- De Sibérie en Australie 3 ans de marche extrême en solitaire -
Sarah Marquis est une aventurière. Dès son plus jeune âge, elle a toujours été proche de la nature, des animaux, à l’écoute du monde qui l’entoure, avec un mot d’ordre : marcher. Après quelques expéditions seule ou à deux, elle décide de traverser l’Asie, à pied, seule, du Nord au Sud en y rajoutant une bonne partie de l’Australie. Six pays sont traversés en trois ans, huit paires de chaussures ont été usées, deux ans de préparation physique, logistique, financière, culturelle ont été nécessaires.

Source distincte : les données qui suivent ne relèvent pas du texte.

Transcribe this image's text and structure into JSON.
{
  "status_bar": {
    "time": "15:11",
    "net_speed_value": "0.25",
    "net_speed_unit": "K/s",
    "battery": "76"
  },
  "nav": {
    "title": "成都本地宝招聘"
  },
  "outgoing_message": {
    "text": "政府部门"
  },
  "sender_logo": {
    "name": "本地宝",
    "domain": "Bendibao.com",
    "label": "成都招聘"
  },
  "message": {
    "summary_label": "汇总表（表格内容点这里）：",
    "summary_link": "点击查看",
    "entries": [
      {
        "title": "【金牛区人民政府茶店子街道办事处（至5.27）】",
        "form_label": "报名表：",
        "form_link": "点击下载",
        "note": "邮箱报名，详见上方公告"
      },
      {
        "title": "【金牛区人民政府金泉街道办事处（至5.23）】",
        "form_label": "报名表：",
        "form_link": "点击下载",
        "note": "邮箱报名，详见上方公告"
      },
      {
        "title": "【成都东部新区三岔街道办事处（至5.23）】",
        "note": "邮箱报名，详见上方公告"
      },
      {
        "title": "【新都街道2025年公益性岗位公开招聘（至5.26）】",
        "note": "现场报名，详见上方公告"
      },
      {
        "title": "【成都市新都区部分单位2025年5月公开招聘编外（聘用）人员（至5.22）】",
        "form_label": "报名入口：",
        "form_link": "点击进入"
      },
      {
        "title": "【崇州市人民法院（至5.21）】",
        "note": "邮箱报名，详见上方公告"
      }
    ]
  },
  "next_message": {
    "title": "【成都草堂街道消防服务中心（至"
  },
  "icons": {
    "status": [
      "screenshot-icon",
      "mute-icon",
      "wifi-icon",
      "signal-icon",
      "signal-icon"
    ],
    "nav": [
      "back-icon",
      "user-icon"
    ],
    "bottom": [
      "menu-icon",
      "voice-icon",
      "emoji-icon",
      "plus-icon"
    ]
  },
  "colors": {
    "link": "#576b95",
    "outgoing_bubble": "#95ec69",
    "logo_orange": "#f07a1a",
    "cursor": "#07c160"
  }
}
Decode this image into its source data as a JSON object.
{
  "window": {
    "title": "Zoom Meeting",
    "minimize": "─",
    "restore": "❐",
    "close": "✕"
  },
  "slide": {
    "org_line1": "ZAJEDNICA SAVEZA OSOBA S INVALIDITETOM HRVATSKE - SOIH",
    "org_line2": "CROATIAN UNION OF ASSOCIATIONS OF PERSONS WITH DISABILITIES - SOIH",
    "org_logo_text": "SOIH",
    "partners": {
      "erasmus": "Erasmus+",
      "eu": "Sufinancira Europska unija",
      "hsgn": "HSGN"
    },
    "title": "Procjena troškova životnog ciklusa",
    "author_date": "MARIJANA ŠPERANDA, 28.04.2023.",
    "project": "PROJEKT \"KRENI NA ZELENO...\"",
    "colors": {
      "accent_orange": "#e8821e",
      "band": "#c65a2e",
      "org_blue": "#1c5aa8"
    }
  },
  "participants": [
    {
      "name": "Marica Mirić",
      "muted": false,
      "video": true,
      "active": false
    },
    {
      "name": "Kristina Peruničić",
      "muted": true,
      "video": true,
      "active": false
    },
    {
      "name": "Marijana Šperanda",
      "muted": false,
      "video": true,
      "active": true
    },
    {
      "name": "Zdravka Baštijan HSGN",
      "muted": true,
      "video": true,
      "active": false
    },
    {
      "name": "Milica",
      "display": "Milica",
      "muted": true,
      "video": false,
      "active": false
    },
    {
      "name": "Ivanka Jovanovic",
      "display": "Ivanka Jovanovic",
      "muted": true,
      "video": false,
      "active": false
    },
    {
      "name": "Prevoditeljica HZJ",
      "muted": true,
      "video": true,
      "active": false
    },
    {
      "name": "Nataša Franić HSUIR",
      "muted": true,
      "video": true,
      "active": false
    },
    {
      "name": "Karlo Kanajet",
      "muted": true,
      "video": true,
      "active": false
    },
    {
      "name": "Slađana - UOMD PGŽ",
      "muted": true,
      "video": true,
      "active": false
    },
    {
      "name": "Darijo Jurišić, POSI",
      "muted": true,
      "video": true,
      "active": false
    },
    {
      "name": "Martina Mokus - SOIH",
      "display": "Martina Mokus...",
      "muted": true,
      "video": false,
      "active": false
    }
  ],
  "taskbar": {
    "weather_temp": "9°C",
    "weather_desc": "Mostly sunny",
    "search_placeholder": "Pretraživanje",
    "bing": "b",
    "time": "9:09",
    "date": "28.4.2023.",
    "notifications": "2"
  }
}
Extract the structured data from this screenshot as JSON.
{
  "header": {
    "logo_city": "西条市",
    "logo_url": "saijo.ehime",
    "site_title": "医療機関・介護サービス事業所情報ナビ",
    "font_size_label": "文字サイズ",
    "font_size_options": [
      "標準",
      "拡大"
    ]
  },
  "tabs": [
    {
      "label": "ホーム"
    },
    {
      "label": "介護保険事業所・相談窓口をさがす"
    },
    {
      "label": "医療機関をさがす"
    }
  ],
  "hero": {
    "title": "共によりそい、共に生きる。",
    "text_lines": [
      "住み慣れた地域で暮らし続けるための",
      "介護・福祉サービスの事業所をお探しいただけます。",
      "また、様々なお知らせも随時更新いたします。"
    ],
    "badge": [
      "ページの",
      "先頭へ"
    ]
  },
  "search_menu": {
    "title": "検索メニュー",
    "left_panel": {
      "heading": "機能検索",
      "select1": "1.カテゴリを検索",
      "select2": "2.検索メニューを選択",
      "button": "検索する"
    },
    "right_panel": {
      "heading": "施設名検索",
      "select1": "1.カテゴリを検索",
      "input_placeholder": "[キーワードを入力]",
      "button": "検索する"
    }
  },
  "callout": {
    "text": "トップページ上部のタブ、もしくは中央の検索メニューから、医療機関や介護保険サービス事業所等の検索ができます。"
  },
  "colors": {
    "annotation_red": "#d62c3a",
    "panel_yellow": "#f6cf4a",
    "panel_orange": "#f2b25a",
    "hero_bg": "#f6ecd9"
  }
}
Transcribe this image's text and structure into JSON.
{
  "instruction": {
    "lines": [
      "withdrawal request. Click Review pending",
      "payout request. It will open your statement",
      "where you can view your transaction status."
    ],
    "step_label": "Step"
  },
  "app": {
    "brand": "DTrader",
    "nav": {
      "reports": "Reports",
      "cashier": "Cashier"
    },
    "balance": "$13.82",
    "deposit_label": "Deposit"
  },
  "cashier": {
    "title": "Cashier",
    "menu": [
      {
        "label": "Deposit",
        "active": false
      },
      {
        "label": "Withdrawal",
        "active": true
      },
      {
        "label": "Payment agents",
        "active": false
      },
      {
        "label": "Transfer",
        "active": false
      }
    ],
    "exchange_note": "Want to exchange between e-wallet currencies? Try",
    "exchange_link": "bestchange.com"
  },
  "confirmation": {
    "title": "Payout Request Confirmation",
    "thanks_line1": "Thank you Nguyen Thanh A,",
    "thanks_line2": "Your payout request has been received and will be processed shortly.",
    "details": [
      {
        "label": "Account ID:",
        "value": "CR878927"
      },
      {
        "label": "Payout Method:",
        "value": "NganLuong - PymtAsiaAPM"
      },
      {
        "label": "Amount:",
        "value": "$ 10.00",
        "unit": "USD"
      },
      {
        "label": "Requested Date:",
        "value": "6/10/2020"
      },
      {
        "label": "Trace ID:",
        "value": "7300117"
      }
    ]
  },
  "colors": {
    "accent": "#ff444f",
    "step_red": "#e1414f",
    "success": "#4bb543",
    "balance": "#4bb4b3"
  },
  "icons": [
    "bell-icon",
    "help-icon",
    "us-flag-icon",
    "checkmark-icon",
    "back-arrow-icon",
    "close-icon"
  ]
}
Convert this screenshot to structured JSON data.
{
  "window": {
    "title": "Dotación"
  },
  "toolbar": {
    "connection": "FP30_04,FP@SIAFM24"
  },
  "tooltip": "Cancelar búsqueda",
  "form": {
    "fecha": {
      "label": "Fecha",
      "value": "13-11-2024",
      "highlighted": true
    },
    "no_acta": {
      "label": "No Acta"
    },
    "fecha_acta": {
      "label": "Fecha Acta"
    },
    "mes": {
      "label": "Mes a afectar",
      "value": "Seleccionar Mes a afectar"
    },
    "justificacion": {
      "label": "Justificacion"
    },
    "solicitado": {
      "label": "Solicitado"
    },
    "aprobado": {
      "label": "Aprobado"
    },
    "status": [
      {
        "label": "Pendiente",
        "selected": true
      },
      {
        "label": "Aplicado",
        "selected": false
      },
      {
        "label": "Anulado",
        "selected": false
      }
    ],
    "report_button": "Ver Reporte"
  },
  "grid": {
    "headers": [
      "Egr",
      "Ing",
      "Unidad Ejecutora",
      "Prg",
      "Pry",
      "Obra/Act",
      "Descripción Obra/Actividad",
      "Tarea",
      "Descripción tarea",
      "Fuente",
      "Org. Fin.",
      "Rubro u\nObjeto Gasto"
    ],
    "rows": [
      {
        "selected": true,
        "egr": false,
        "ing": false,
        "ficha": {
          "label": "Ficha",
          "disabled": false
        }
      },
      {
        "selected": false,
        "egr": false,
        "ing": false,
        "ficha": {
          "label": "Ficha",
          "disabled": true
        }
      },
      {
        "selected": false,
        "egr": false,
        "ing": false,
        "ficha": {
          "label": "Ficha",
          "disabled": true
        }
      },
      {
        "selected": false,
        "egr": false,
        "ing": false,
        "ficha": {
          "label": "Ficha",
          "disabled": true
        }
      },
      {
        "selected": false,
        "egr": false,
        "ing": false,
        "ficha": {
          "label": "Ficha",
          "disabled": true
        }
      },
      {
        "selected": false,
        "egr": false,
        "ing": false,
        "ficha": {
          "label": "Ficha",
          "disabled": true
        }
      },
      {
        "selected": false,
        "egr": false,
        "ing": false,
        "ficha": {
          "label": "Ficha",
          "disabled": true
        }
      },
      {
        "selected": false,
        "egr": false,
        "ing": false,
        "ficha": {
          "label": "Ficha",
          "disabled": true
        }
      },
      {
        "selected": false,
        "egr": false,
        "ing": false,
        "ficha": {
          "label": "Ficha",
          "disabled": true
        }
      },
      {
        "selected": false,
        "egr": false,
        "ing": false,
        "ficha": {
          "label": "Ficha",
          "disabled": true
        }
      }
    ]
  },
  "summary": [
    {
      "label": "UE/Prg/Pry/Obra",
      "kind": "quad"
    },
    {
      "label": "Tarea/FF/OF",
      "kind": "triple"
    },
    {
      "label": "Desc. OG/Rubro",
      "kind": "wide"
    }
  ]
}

Sarah pousse une charrette de 50 kgs et en porte 17 autres sur le dos. Elle a quelques points de ravitaillement mais se débrouille seule la plupart du temps. Son statut de végétarienne ne la freine pas. Elle connaît différentes techniques pour trouver de l’eau.
Tout commence au nord de la Mongolie. Le pays est âpre, ses habitants ont tous la même expression figée, ils hurlent en parlant et méprisent l’étranger. Les hommes urinent ou se frottent le gras du ventre devant Sarah pour montrer leur domination. L’aventurière lutte contre les obstacles climatiques : l’insolation, le vent, les grêlons qui détruisent sa tente, un « mur rouge de sable », le froid extrême. Elle dort parfois dans des tuyaux d’évacuation avec des chiens errants ou des cadavres d’animaux en décomposition. En Chine, une ethnie panique à sa vue et tente d’incendier son campement afin de la faire fuir ! Sur une terre où une femme seule est considérée comme une prostituée, les petits villageois jettent souvent des pierres à Sarah, la plupart sont mesquins, intolérants, parfois cruels. Au Laos, une forte fièvre la fait délirer, elle s’attache un pied à un arbre pour s’empêcher de sauter dans la rivière proche. En Thaïlande, la marcheuse se réconcilie avec le genre humain qu’elle trouve souriant et bienveillant. C’est à Ayutthaya, au sud du pays, qu’elle peut dire « Je viens de travers l’Asie à pied. » Cela ne lui suffit pas, elle tient à retrouver les paysages australiens qu’elle connaît bien et chérit tant. Sangsues, termites, crocodiles, buffles sauvages, kangourous, serpents, etc. sont les nouveaux compagnons de route de la Suissesse. Elle parvient enfin à « son » petit arbre australien, au sud du pays, fourbue mais complètement heureuse.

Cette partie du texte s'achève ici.